Supermodel Mathira, who is generally known for her unabashed views on sexuality, felt the matter was blown out of proportion.

"It's so sad and so over-hyped," she said, reported NBC News. "We party hard. We drink. We wear little dresses and do all the things people across the world do when they party. But that's all ignored! And here's a positive effort to do something constructive for a country that needs it, and they ban it!"

 "I did it (the commercial) because Pakistanis need awareness. Sexual education is compulsory for kids all over the world, but not here. They need it to avoid being harassed," she added.

For the conservative, Islamic nation, the condom advertisement is aimed at overriding the social stigma attached with condom use in the face of the increasing population and to convey HIV awareness.

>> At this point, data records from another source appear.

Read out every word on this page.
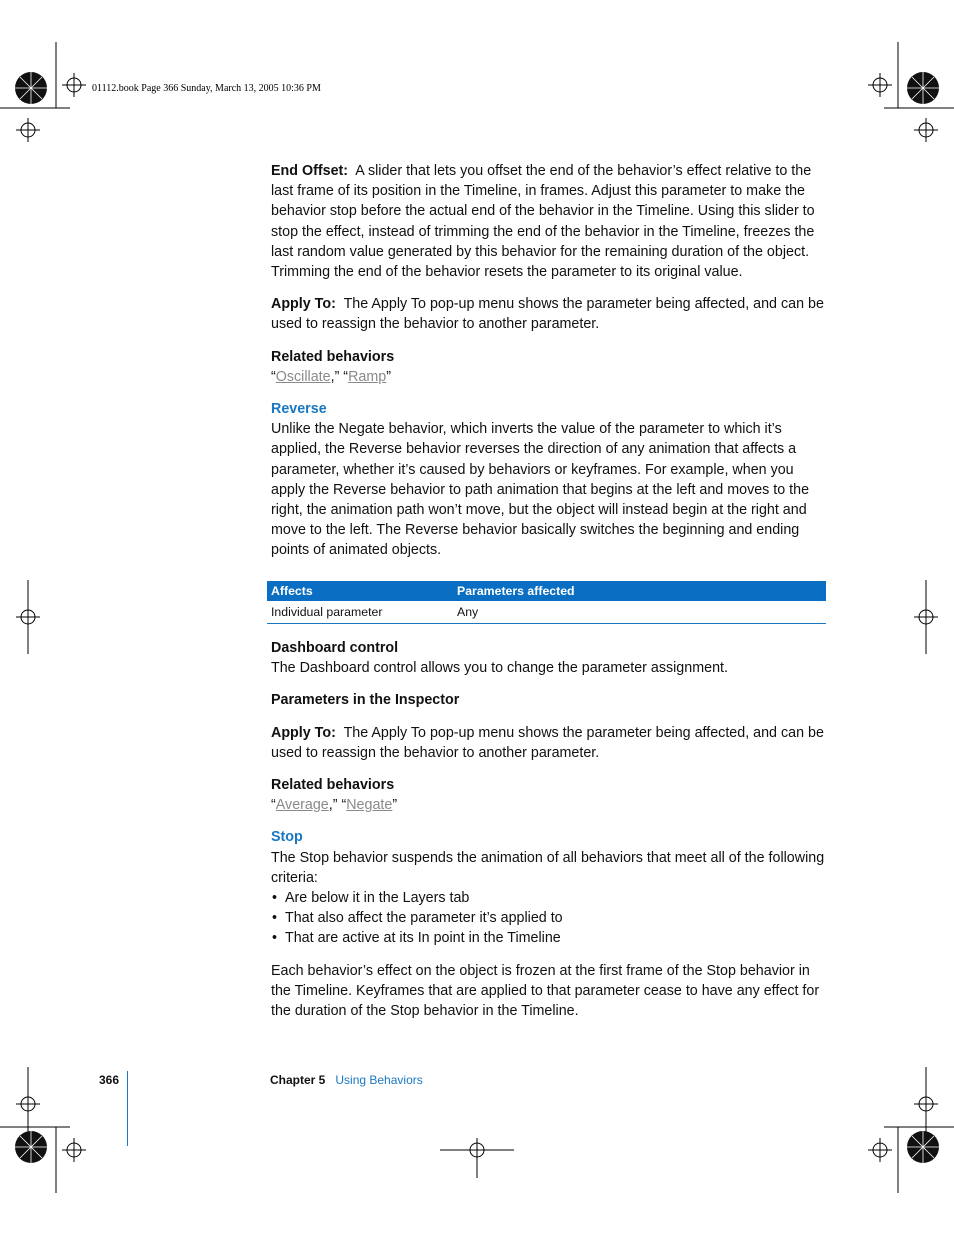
01112.book Page 366 Sunday, March 13, 2005 10:36 PM

End Offset: A slider that lets you offset the end of the behavior’s effect relative to the last frame of its position in the Timeline, in frames. Adjust this parameter to make the behavior stop before the actual end of the behavior in the Timeline. Using this slider to stop the effect, instead of trimming the end of the behavior in the Timeline, freezes the last random value generated by this behavior for the remaining duration of the object. Trimming the end of the behavior resets the parameter to its original value.

Apply To: The Apply To pop-up menu shows the parameter being affected, and can be used to reassign the behavior to another parameter.

Related behaviors

“Oscillate,” “Ramp”

Reverse

Unlike the Negate behavior, which inverts the value of the parameter to which it’s applied, the Reverse behavior reverses the direction of any animation that affects a parameter, whether it’s caused by behaviors or keyframes. For example, when you apply the Reverse behavior to path animation that begins at the left and moves to the right, the animation path won’t move, but the object will instead begin at the right and move to the left. The Reverse behavior basically switches the beginning and ending points of animated objects.

Affects	Parameters affected
Individual parameter	Any

Dashboard control

The Dashboard control allows you to change the parameter assignment.

Parameters in the Inspector

Apply To: The Apply To pop-up menu shows the parameter being affected, and can be used to reassign the behavior to another parameter.

Related behaviors

“Average,” “Negate”

Stop

The Stop behavior suspends the animation of all behaviors that meet all of the following criteria:

• Are below it in the Layers tab
• That also affect the parameter it’s applied to
• That are active at its In point in the Timeline

Each behavior’s effect on the object is frozen at the first frame of the Stop behavior in the Timeline. Keyframes that are applied to that parameter cease to have any effect for the duration of the Stop behavior in the Timeline.

366	Chapter 5 Using Behaviors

Juan Enrique Garcia, country director of the condom manufacturer DKT Pakistan, speaking of the commercial's purpose said, "Our ads featuring Mathira are a major step to build contraception demand through mass media and non-traditional communication," reported Herald Online.

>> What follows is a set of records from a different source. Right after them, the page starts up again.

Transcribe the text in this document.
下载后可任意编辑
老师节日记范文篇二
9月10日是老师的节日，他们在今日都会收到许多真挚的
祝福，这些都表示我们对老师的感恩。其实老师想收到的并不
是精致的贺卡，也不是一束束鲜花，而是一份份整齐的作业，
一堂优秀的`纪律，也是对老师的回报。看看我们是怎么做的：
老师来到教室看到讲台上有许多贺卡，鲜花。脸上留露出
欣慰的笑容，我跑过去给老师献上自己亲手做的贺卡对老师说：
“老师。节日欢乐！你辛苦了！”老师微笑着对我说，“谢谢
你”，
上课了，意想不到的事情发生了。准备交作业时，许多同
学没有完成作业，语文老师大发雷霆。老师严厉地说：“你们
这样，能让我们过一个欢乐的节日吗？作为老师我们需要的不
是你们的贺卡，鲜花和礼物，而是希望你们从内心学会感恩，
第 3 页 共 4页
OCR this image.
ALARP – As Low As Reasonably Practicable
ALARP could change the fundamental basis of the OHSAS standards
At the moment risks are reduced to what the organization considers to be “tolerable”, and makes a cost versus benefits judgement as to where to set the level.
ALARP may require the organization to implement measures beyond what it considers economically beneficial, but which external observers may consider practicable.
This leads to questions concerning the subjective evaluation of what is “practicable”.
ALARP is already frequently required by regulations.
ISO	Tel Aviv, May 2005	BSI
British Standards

"By emphasizing the quality and 'cool factor' of the product, we can reduce the social stigma of condom use and target all socio-economic groups to promote family planning," he added.

The reactions to the advertisement were varied among the masses. Some slammed the commercial as offensive and against Pakistan's culture while a few called the ban unacceptable since the advertisement carried a social message.

According to United Nation's data, Pakistan witnesses an average of 1.8 percent growth per year and holds the sixth largest population tag with 173 million people.